Open scg-dgist opened 12 months ago

scg-dgist commented 12 months ago

When I conducted the germline calling process, I noticed that only a limited number of chromosomes were successfully processed into 'phased.vcf.gz,' whereas most of the chromosomes remained unprocessed. I included all standard chromosomes (chromosomes 1-22) as listed in 'region.lst' and utilized the GRCh38 human reference FASTA file for this analysis. Could this variation in success be linked to the inherent low read depth typically associated with 10x scRNA-seq data? Additionally, I'm interested in knowing if there are any potential solutions to address this issue.

Many thanks.

jinzhuangdou commented 12 months ago

Based on our testing, the phasing step should work for most of single cell sequencing platform (even only 100 cells included). Could you let me know how many SNVs in the chromosome that was successful in phasing step? Are they in the chromosome with large size (such as chr1, 2 etc).

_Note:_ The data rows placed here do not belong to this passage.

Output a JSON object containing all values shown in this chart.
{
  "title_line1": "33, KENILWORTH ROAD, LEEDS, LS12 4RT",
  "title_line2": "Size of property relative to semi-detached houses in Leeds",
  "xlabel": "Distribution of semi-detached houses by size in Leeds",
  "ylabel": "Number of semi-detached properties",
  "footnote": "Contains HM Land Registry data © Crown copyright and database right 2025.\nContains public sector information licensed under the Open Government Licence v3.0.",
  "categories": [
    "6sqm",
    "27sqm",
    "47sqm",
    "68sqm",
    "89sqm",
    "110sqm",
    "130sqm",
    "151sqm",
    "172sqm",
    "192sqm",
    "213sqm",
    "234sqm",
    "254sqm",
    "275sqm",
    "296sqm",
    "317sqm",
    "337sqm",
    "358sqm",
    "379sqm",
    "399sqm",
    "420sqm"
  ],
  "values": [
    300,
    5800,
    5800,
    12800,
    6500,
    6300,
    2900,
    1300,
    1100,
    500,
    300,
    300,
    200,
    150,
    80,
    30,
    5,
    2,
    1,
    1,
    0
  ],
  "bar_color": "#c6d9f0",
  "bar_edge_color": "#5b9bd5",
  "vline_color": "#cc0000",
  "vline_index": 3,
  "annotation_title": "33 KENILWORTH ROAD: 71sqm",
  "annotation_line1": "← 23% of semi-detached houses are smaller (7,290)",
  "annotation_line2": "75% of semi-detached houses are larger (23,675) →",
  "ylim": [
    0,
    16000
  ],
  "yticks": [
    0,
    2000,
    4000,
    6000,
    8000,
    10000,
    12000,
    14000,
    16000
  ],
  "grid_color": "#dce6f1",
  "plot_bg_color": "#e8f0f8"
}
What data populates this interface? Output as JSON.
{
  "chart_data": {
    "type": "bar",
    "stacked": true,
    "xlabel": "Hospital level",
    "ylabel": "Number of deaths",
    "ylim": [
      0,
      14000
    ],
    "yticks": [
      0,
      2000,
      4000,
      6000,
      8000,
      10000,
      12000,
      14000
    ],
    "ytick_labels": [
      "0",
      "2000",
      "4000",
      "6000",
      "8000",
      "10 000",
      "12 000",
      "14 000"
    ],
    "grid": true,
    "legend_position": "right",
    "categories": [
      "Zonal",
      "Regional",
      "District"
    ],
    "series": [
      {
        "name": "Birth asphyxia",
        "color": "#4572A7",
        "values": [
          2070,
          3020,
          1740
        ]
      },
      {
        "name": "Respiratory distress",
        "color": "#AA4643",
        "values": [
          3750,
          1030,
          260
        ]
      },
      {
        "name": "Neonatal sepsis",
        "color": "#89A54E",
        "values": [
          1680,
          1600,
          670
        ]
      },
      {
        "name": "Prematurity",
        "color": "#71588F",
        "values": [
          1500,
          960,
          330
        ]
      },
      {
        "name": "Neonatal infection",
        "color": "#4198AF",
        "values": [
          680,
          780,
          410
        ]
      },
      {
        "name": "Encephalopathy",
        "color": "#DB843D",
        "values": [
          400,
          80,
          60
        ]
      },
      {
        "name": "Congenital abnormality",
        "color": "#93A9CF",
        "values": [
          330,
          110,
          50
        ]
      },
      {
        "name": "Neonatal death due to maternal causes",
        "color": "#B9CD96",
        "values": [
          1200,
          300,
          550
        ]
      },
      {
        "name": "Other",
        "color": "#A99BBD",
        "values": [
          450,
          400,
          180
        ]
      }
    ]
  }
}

scg-dgist commented 12 months ago

Based on our testing, the phasing step should work for most of single cell sequencing platform (even only 100 cells included). Could you let me know how many SNVs in the chromosome that was successful in phasing step? Are they in the chromosome with large size (such as chr1, 2 etc).

Thank you for the prompt response. The successfully called SNV file corresponds to chromosomes 12, 17, 18, and 22, out of the total 22 chromosomes.

jinzhuangdou commented 12 months ago

Could you share chr20.gl.vcf.gz file with me so that I can take a look at why phasing step failed?

scg-dgist commented 11 months ago

Could you share chr20.gl.vcf.gz file with me so that I can take a look at why phasing step failed?

Oh, I have solved the problem. The issue was with the panel VCF file. I find it confusing that when I used the "CCDG_14151_B01_GRM_WGS_2020-08-05_chr20.filtered.shapeit2-duohmm-phased.vcf.gz" from your GitHub repository (located in the example directory), the process proceeded successfully. However, when I downloaded the same file from "https://ftp.1000genomes.ebi.ac.uk/vol1/ftp/data_collections/1000G_2504_high_coverage/working/20201028_3202_phased/" (as suggested in your paper), it did not generate the phased.vcf.gz file. Could you please explain if there are additional steps I need to take after downloading the phased.vcf.gz files from the public 1000Genomes project database?

I appreciate your invaluable assistance.

jinzhuangdou commented 11 months ago

Did it generate the .gp.vcf.gz file? If not, could you share the command located in folder ./Script/runGermline_.sh? There is the full command lines enabling us to debug the issue.